Labour rights groups and workers call for action on China’s employment agencies

Dozens of labour rights groups, workers and activists across China have signed a submission to the central government calling for action to end the widespread abuse of the employment agency system in China that affects more than 60 million workers.

Spearheaded by the Panyu Workers’ Service Centre in Guangzhou, a total of 24 organizations and 103 individuals signed a submission entitled “promote collective bargaining, phase-out agency labour and straighten-out labour relations” (推行集体谈判、淡出劳务派遣、理顺劳资关系).

The submission was made on 6 September in response to the Ministry of Human Resources and Social Security’s (MOHRSS) call for comment on its proposed Regulations on Agency Labour, issued last month.

Signatories included other well-known groups such as the Laowei Law Firm and the Spring Wind Labour Dispute Service Centre in Shenzhen, Yirenping and Little Bird in Beijing, and the Xiao Chen Hotline in Qingdao. Individual signatories included pneumoconiosis rights activist Zhang Haichao as well as dozens of ordinary workers who are at the frontline of labour agency abuses.

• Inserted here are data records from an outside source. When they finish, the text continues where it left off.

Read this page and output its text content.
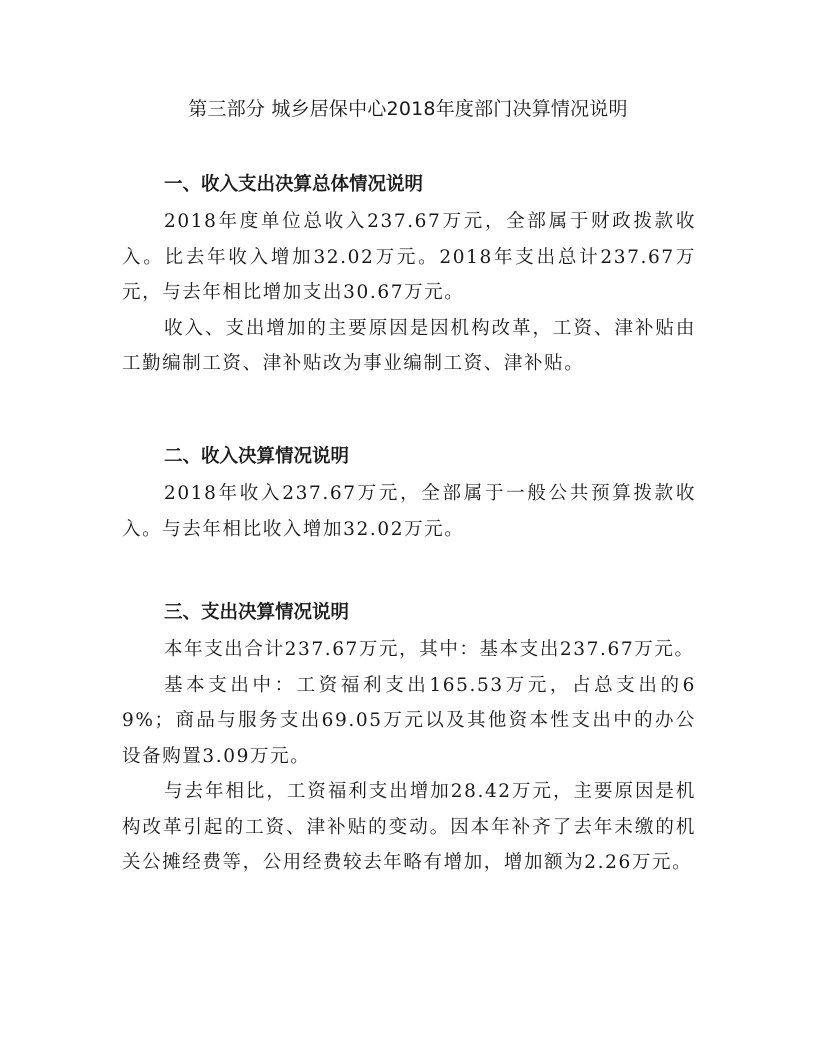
第三部分 城乡居保中心2018年度部门决算情况说明
一、收入支出决算总体情况说明

2018年度单位总收入237.67万元，全部属于财政拨款收入。比去年收入增加32.02万元。2018年支出总计237.67万元，与去年相比增加支出30.67万元。

收入、支出增加的主要原因是因机构改革，工资、津补贴由工勤编制工资、津补贴改为事业编制工资、津补贴。

二、收入决算情况说明

2018年收入237.67万元，全部属于一般公共预算拨款收入。与去年相比收入增加32.02万元。

三、支出决算情况说明

本年支出合计237.67万元，其中：基本支出237.67万元。

基本支出中：工资福利支出165.53万元，占总支出的69%；商品与服务支出69.05万元以及其他资本性支出中的办公设备购置3.09万元。

与去年相比，工资福利支出增加28.42万元，主要原因是机构改革引起的工资、津补贴的变动。因本年补齐了去年未缴的机关公摊经费等，公用经费较去年略有增加，增加额为2.26万元。
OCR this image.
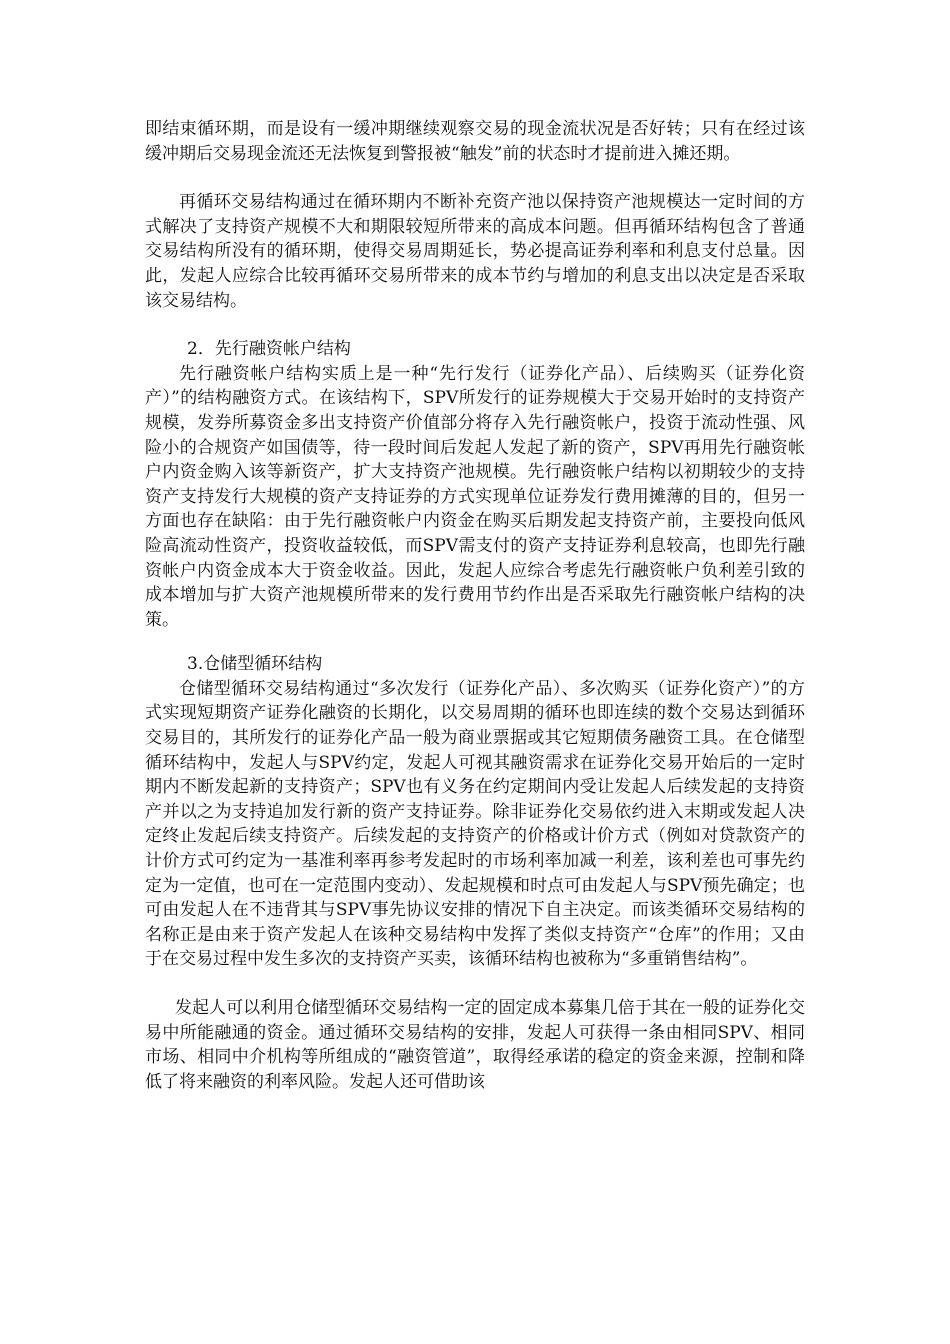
即结束循环期，而是设有一缓冲期继续观察交易的现金流状况是否好转；只有在经过该缓冲期后交易现金流还无法恢复到警报被“触发”前的状态时才提前进入摊还期。

再循环交易结构通过在循环期内不断补充资产池以保持资产池规模达一定时间的方式解决了支持资产规模不大和期限较短所带来的高成本问题。但再循环结构包含了普通交易结构所没有的循环期，使得交易周期延长，势必提高证券利率和利息支付总量。因此，发起人应综合比较再循环交易所带来的成本节约与增加的利息支出以决定是否采取该交易结构。

2．先行融资帐户结构

先行融资帐户结构实质上是一种“先行发行（证券化产品）、后续购买（证券化资产）”的结构融资方式。在该结构下，SPV所发行的证券规模大于交易开始时的支持资产规模，发券所募资金多出支持资产价值部分将存入先行融资帐户，投资于流动性强、风险小的合规资产如国债等，待一段时间后发起人发起了新的资产，SPV再用先行融资帐户内资金购入该等新资产，扩大支持资产池规模。先行融资帐户结构以初期较少的支持资产支持发行大规模的资产支持证券的方式实现单位证券发行费用摊薄的目的，但另一方面也存在缺陷：由于先行融资帐户内资金在购买后期发起支持资产前，主要投向低风险高流动性资产，投资收益较低，而SPV需支付的资产支持证券利息较高，也即先行融资帐户内资金成本大于资金收益。因此，发起人应综合考虑先行融资帐户负利差引致的成本增加与扩大资产池规模所带来的发行费用节约作出是否采取先行融资帐户结构的决策。

3.仓储型循环结构

仓储型循环交易结构通过“多次发行（证券化产品）、多次购买（证券化资产）”的方式实现短期资产证券化融资的长期化，以交易周期的循环也即连续的数个交易达到循环交易目的，其所发行的证券化产品一般为商业票据或其它短期债务融资工具。在仓储型循环结构中，发起人与SPV约定，发起人可视其融资需求在证券化交易开始后的一定时期内不断发起新的支持资产；SPV也有义务在约定期间内受让发起人后续发起的支持资产并以之为支持追加发行新的资产支持证券。除非证券化交易依约进入末期或发起人决定终止发起后续支持资产。后续发起的支持资产的价格或计价方式（例如对贷款资产的计价方式可约定为一基准利率再参考发起时的市场利率加减一利差，该利差也可事先约定为一定值，也可在一定范围内变动）、发起规模和时点可由发起人与SPV预先确定；也可由发起人在不违背其与SPV事先协议安排的情况下自主决定。而该类循环交易结构的名称正是由来于资产发起人在该种交易结构中发挥了类似支持资产“仓库”的作用；又由于在交易过程中发生多次的支持资产买卖，该循环结构也被称为“多重销售结构”。

发起人可以利用仓储型循环交易结构一定的固定成本募集几倍于其在一般的证券化交易中所能融通的资金。通过循环交易结构的安排，发起人可获得一条由相同SPV、相同市场、相同中介机构等所组成的“融资管道”，取得经承诺的稳定的资金来源，控制和降低了将来融资的利率风险。发起人还可借助该
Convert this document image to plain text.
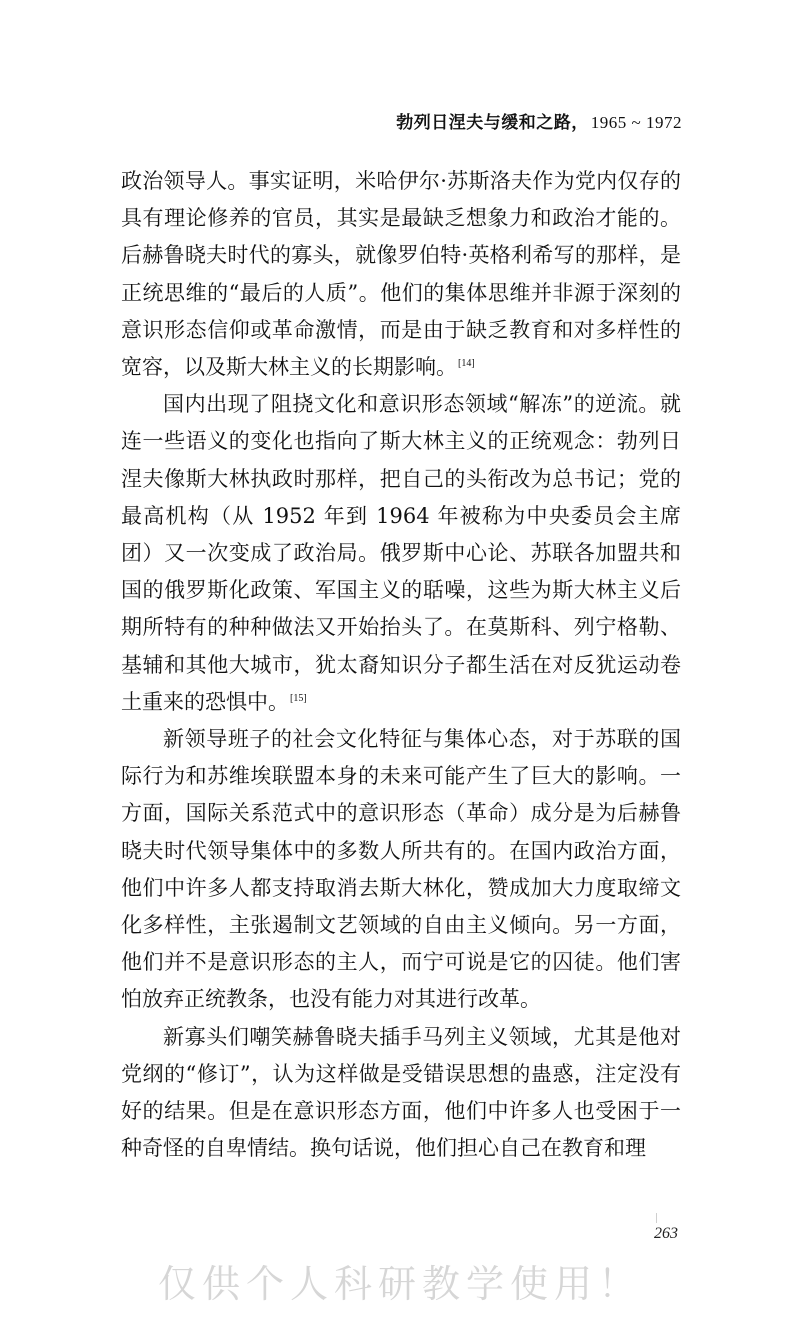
勃列日涅夫与缓和之路， 1965 ~ 1972

政治领导人。事实证明，米哈伊尔·苏斯洛夫作为党内仅存的具有理论修养的官员，其实是最缺乏想象力和政治才能的。后赫鲁晓夫时代的寡头，就像罗伯特·英格利希写的那样，是正统思维的“最后的人质”。他们的集体思维并非源于深刻的意识形态信仰或革命激情，而是由于缺乏教育和对多样性的宽容，以及斯大林主义的长期影响。[14]

国内出现了阻挠文化和意识形态领域“解冻”的逆流。就连一些语义的变化也指向了斯大林主义的正统观念：勃列日涅夫像斯大林执政时那样，把自己的头衔改为总书记；党的最高机构（从 1952 年到 1964 年被称为中央委员会主席团）又一次变成了政治局。俄罗斯中心论、苏联各加盟共和国的俄罗斯化政策、军国主义的聒噪，这些为斯大林主义后期所特有的种种做法又开始抬头了。在莫斯科、列宁格勒、基辅和其他大城市，犹太裔知识分子都生活在对反犹运动卷土重来的恐惧中。[15]

新领导班子的社会文化特征与集体心态，对于苏联的国际行为和苏维埃联盟本身的未来可能产生了巨大的影响。一方面，国际关系范式中的意识形态（革命）成分是为后赫鲁晓夫时代领导集体中的多数人所共有的。在国内政治方面，他们中许多人都支持取消去斯大林化，赞成加大力度取缔文化多样性，主张遏制文艺领域的自由主义倾向。另一方面，他们并不是意识形态的主人，而宁可说是它的囚徒。他们害怕放弃正统教条，也没有能力对其进行改革。

新寡头们嘲笑赫鲁晓夫插手马列主义领域，尤其是他对党纲的“修订”，认为这样做是受错误思想的蛊惑，注定没有好的结果。但是在意识形态方面，他们中许多人也受困于一种奇怪的自卑情结。换句话说，他们担心自己在教育和理

263
仅供个人科研教学使用！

The joint-submission noted that the use of agency labour in China was spinning out of control, and called on the government to shift its focus towards promoting a traditional and stable contract-based employment system, establishing collective bargaining as the basic mechanism for regulating labour relations, and gradually phasing out the use of agency labour in China.

The submission pointed out that agency labour should be merely a supplement or an adjunct to a contract-based employment system, providing flexible and short term labour as and when needed. However, it noted, the system is being heavily abused in China today with employers hiring agency workers for full time positions instead of hiring regular employees. According to a report released by the All-China Federation of Trade Unions back in 2011, there were more than 60 million agency workers in China even then, most of who were employed in state-owned enterprises and government entities.

The submission argued that the government’s top priorities with regard to regulating agency labour should be to maintain a healthy labour market, enhance employment flexibility, and guarantee the worth and dignity of individual workers.

Moreover, the government should ensure that all agency workers obtain unemployment benefits when they are idle or between work placements, the submission said.

The proposed MOHRSS Regulations on Agency Labour follow the implementation of the revised Labour Contract Law on 1 July 2013, which was supposed to tighten up the loopholes in the original law related to agency labour and restore the principle of equal pay for equal work to the workplace in China.

The Panyu Workers’ Service Centre was the first grassroots non-governmental organization promoting labour rights to be set up in China’s “factory of world” in southern Guangdong in 1998. It was described in 2010 by the Southern Metropolis Daily as a symbol of the “beginnings of worker self-help” (劳工自救开始).